Reviews

One Monkey Don’t Stop No Show (Sheffield)

One Monkey Don’t Stop No Show reminds us how much great theatre is not on the radar of most theatre-goers. Written in 1982 by Don Evans (died 2003), it is a wonderfully zestful play, wackily intelligent and very funny, yet I had never heard of play or writer before. It’s described in the publicity as a “lost American classic”, but I suspect that in the UK it never appeared in the first place.

Fortunately this production by Eclipse Theatre and Sheffield Theatres matches the exuberance and imagination of the play. Trawling the internet for information, I came across a review of a 2007 Houston revival which contained constant reference to television sit-coms. At Sheffield director Dawn Walton takes it one stage further: it is actually presented as the recording of a television programme, with ON AIR signs, canned applause and occasional appearances by the floor manager. What seems at first an unnecessary conceit establishes the style of the production – wildly energetic, engagingly over-the-top, a series of nicely integrated star turns – and gives a context for the soliloquies in which the characters explain themselves to the audience.

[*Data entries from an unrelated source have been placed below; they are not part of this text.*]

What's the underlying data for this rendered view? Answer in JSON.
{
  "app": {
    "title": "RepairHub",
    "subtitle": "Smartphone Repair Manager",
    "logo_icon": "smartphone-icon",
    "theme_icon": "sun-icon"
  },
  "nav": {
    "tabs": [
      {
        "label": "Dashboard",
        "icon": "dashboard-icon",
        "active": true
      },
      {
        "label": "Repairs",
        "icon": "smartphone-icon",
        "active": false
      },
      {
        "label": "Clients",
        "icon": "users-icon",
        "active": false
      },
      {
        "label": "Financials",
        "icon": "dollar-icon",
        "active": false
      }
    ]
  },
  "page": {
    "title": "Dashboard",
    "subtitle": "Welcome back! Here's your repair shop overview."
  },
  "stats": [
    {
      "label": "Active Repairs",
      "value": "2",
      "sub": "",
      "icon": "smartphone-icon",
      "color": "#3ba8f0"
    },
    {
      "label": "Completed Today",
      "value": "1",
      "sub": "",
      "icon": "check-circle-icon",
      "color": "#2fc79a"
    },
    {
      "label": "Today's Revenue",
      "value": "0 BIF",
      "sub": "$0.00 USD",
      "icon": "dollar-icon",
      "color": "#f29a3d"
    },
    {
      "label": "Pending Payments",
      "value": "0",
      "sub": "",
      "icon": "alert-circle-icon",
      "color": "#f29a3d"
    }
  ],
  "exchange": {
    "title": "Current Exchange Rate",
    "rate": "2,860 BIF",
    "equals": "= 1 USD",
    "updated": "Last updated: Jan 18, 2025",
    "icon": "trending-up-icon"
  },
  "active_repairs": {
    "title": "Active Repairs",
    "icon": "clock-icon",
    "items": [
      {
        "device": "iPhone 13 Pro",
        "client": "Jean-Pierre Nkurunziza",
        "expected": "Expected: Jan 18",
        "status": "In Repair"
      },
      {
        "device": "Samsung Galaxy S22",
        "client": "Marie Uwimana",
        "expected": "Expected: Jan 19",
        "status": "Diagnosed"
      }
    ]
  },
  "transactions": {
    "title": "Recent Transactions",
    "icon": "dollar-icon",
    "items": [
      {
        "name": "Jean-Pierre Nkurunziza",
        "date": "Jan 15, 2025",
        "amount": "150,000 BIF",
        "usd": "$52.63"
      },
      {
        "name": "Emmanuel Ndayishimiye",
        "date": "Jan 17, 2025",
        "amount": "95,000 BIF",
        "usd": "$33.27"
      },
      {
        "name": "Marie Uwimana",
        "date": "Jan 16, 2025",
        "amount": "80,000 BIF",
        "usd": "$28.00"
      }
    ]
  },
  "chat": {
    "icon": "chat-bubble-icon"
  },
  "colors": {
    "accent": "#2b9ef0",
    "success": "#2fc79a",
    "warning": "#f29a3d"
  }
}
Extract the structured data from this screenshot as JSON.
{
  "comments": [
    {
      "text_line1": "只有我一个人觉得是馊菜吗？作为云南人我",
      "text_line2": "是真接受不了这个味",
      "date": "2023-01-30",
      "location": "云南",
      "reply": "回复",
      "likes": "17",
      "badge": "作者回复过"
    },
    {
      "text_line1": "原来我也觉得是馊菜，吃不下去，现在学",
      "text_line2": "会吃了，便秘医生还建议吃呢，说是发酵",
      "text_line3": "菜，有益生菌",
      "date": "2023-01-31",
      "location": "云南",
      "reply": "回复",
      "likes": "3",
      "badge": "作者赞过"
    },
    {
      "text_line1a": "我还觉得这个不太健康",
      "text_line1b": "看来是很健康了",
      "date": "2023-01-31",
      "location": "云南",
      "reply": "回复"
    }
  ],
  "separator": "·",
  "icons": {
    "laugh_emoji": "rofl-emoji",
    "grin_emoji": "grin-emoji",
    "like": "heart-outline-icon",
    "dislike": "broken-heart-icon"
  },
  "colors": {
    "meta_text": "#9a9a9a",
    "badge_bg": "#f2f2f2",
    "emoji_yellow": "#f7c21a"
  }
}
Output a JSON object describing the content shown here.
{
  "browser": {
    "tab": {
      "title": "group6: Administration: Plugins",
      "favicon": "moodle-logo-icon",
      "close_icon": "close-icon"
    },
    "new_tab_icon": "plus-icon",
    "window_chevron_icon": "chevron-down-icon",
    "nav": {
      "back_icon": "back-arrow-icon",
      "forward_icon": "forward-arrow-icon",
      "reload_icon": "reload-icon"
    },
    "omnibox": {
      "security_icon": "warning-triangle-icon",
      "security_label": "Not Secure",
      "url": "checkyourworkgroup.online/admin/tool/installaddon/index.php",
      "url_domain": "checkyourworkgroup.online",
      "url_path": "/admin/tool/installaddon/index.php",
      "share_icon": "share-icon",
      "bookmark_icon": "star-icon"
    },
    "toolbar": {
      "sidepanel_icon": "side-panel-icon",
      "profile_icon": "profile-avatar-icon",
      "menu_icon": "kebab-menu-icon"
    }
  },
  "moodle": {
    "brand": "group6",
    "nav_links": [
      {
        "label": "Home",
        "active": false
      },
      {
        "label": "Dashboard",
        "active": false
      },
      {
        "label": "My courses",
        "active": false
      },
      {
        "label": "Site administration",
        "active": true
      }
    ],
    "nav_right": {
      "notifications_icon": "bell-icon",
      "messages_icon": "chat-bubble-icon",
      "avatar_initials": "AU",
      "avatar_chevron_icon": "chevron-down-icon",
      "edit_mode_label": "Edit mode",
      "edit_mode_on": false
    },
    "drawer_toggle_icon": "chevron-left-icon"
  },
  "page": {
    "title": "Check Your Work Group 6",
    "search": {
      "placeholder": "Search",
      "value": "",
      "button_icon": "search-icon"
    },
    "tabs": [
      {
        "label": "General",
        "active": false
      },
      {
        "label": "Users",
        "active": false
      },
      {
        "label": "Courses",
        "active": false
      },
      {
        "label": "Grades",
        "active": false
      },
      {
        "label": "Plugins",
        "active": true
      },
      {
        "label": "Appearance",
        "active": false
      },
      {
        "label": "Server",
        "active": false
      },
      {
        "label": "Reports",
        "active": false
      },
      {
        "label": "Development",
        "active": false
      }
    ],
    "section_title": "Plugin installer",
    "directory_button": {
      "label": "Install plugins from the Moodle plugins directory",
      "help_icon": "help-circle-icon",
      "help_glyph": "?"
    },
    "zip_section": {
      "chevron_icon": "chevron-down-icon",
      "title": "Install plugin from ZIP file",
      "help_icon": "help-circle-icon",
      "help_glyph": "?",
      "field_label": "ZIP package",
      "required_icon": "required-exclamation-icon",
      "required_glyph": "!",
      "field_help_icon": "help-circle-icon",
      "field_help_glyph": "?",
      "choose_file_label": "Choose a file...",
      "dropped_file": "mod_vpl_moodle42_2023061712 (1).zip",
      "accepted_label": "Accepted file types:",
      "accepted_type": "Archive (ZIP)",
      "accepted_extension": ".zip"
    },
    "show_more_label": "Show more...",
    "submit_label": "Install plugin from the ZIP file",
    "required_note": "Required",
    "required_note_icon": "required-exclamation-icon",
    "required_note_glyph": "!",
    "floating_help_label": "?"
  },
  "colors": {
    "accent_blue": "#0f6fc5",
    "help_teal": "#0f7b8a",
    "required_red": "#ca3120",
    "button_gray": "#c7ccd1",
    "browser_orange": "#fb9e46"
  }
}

One Monkey Don’t Stop No Show is a satirical comedy of manners about class in African-American society that rapidly embraces farce and the comedy of embarrassment. Avery Harrison is a successful preacher in a black church, living in a predominantly white suburb of Philadelphia with his crushingly snobbish wife, Myra, and his 19-year-old son, Felix, whose polite well-bred exterior conceals an inclination towards the wrong side of the tracks. Beverley, the Harrisons’ niece, arrives from the South, to be adopted by Caleb, her late father’s streetwise partner in a night club. Add in Felix’s possibly pregnant girl-friend, L’il Bits, and the play sets off on its erratic and always highly entertaining course.

Dawn Walton has assembled a superb cast, all perfectly attuned to her high-octane view of the play. I suspect that the text can be played with greater seriousness (I have even seen it referred to as a “tragic-comedy”), but I’m more than happy to take this interpretation at face value. As Myra Jocelyn Jee Esien’s every gesture and inflection reflect her social aspiration, parading malapropisms and bad French, Roger Griffiths’ Avery, less openly snobbish, wears his dignity as a shield (at first, anyway) and Isaac Seebandeke’s nerdish Felix dissolves into a succession of tics and manic sprints. Ayesha Antoine is wonderfully expressive as Beverley, beautifully balancing innocence, shrewdness and the determination to get her own way, and ultimately running rings round Caleb, an engaging performance from Daniel Francis, nicely judging the moral ambiguity of the character. Michelle Asante (L’il Bits) and Jacqueline Boatswain (in two contrasted parts) are equally dynamic.

Libby Watson’s designs are perfectly in step with the production, notably the “elegant” sitting room of the Harrisons, with too much gold and not a cushion out of place, and the lighting (Natasha Chivers) and sound (Emma Laxton) are well used to create the effect of a television studio.